The Wayback Machine is an Internet tool that has archived over 279 billion web pages,1 for future reference. Its goal is to provide reference material to anyone looking to find old versions of websites and web pages.
The Wayback Machine also provides old versions of currently inactive web pages. Thus, even if a page is not existent anywhere on the the internet currently, It may have a cached version of the web page as a reference.
The importance of the tool is further highlighted, as the average lifespan of a web page is rather low, roughly a hundred days.2
The internet is currently home to an estimated 1 billion websites 3 (not web pages), and Wayback Machine has cached over 361 million of them.

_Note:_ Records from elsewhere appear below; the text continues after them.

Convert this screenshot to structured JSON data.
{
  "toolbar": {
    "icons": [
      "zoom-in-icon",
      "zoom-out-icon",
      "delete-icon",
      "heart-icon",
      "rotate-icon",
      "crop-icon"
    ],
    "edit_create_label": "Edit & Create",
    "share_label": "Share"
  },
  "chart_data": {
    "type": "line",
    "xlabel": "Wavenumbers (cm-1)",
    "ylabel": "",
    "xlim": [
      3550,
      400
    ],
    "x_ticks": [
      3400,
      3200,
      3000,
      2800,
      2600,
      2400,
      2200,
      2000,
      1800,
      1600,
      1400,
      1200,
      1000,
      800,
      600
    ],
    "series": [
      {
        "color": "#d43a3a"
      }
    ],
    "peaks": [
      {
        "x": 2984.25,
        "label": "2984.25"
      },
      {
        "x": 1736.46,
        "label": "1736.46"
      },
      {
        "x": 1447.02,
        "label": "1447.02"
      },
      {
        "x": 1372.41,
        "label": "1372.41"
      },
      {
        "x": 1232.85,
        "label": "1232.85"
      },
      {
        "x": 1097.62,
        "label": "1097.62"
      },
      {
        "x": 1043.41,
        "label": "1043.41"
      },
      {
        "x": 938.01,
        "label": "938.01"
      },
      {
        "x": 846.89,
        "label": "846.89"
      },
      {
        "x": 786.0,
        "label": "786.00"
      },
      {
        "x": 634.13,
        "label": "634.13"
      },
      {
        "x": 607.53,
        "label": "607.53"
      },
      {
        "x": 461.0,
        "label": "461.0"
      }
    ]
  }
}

Wayback Machine also caches multimedia
The tool not only caches web pages, it also caches a host of other multimedia, like audio, video, plain text, images and even software. As of 02-02-17, Wayback Machine has archived:
- 279 billion web pages
- 3,264,273 audio files
- 4,274 feature films
- 1,393,354 images
- 154,935 software tools
- 11,340,733 textual materials
All of the above cached items are cleanly and intuitively segmented with respect to language, subjects, creators and types, and can be easily and openly accessed by anyone.
Google’s homepage in 1998
Google was founded on 4th September, 1998. Wayback Machine’s very first cache of Google’s homepage was taken at November 11th, 1998 and December 2nd, 1998, subsequently 4.

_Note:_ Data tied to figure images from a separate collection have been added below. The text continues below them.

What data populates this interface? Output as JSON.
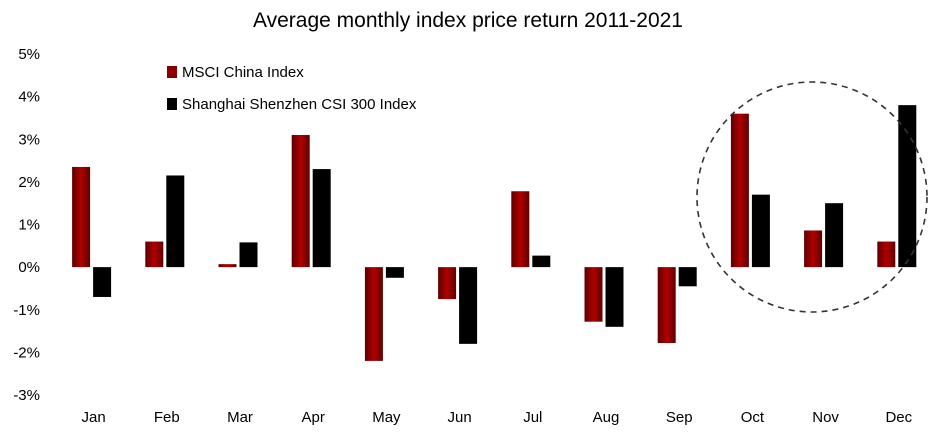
{
  "chart_data": {
    "type": "bar",
    "title": "Average monthly index price return 2011-2021",
    "xlabel": "",
    "ylabel": "",
    "categories": [
      "Jan",
      "Feb",
      "Mar",
      "Apr",
      "May",
      "Jun",
      "Jul",
      "Aug",
      "Sep",
      "Oct",
      "Nov",
      "Dec"
    ],
    "series": [
      {
        "name": "MSCI China Index",
        "color": "#7a0000",
        "values": [
          2.35,
          0.6,
          0.07,
          3.1,
          -2.2,
          -0.75,
          1.78,
          -1.28,
          -1.78,
          3.6,
          0.86,
          0.6
        ]
      },
      {
        "name": "Shanghai Shenzhen CSI 300 Index",
        "color": "#000000",
        "values": [
          -0.7,
          2.15,
          0.58,
          2.3,
          -0.25,
          -1.8,
          0.27,
          -1.4,
          -0.45,
          1.7,
          1.5,
          3.8
        ]
      }
    ],
    "ylim": [
      -3,
      5
    ],
    "yticks": [
      5,
      4,
      3,
      2,
      1,
      0,
      -1,
      -2,
      -3
    ],
    "ytick_labels": [
      "5%",
      "4%",
      "3%",
      "2%",
      "1%",
      "0%",
      "-1%",
      "-2%",
      "-3%"
    ],
    "grid": false,
    "legend": "top-left",
    "annotation": "dashed circle highlighting Oct-Dec"
  }
}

The cached version of the page had text, mentioning that the Google index currently housed over 25 million results, with the promise that the index would ‘soon to be much bigger’. The Google search and I’m feeling lucky buttons were present, along with an email subscription box on the homepage. Other links included, links to Stanford Search and Linux Search modules.
Use cases of Wayback Machine
In 2016, The United States District Court, Kansas, accepted Wayback Machine screenshots as proof of copyright infringement.5 The judge mentioned that screenshots taken via the tool were legitimate and could be submitted as proof. There are other additional reported incidents where the tool has been used in IP litigation cases.
Research and Data mining
Wayback Machine’s vast and openly available resource can be used for data mining, once the required data has been mined, additional research can be undertaken on it. The research possibilities are endless. A study published in 2015, by Sanjay K. Arora,Yin Li, Jan Youtie and Philip Shapira, used Wayback Machine for data mining and research purposes.6
As previously mentioned, the tool is a powerful reference engine that can be used to find cached versions of websites and other multimedia.
Wayback Machine statistics
- It was launched in in October, 2001
- The Archive.org website, is a highly popular desination on the internet, with a global traffic rank of #388 and #300 in the USA.7
- The website receives roughly 72 million monthly monthly visitors.
- It was reported in 2014, that Wayback Machine hosts over 9 petabytes of information.8 One petabyte = 1000 terabytes, or 100,0000 gigabytes.
- Brewster Kahle, The 56 year old MIT graduate is the founder of Wayback Machine
- Mark Graham, acts as the organisation’s Director
- Andy Bezella is the senior sys-admin at Wayback Machine
- Hank Bromley is the organisation’s Principal Engineer
Alternatives to Wayback Machine
Screenshots.com, is an online archiving portal that takes screenshots of web pages and stores it on their website, for future reference. You can also initiate searches based on keywords and key phrases through the tool.
Archive.is, similar to Wayback Machine, keeps a repository of archived web url’s. However, on running a query, to find a cached version of Microsoft’s homepage, we found out that the oldest version in their repository, dated back to 23rd May, 2016. Wayback Machine’s oldest cached version dated back to 1996.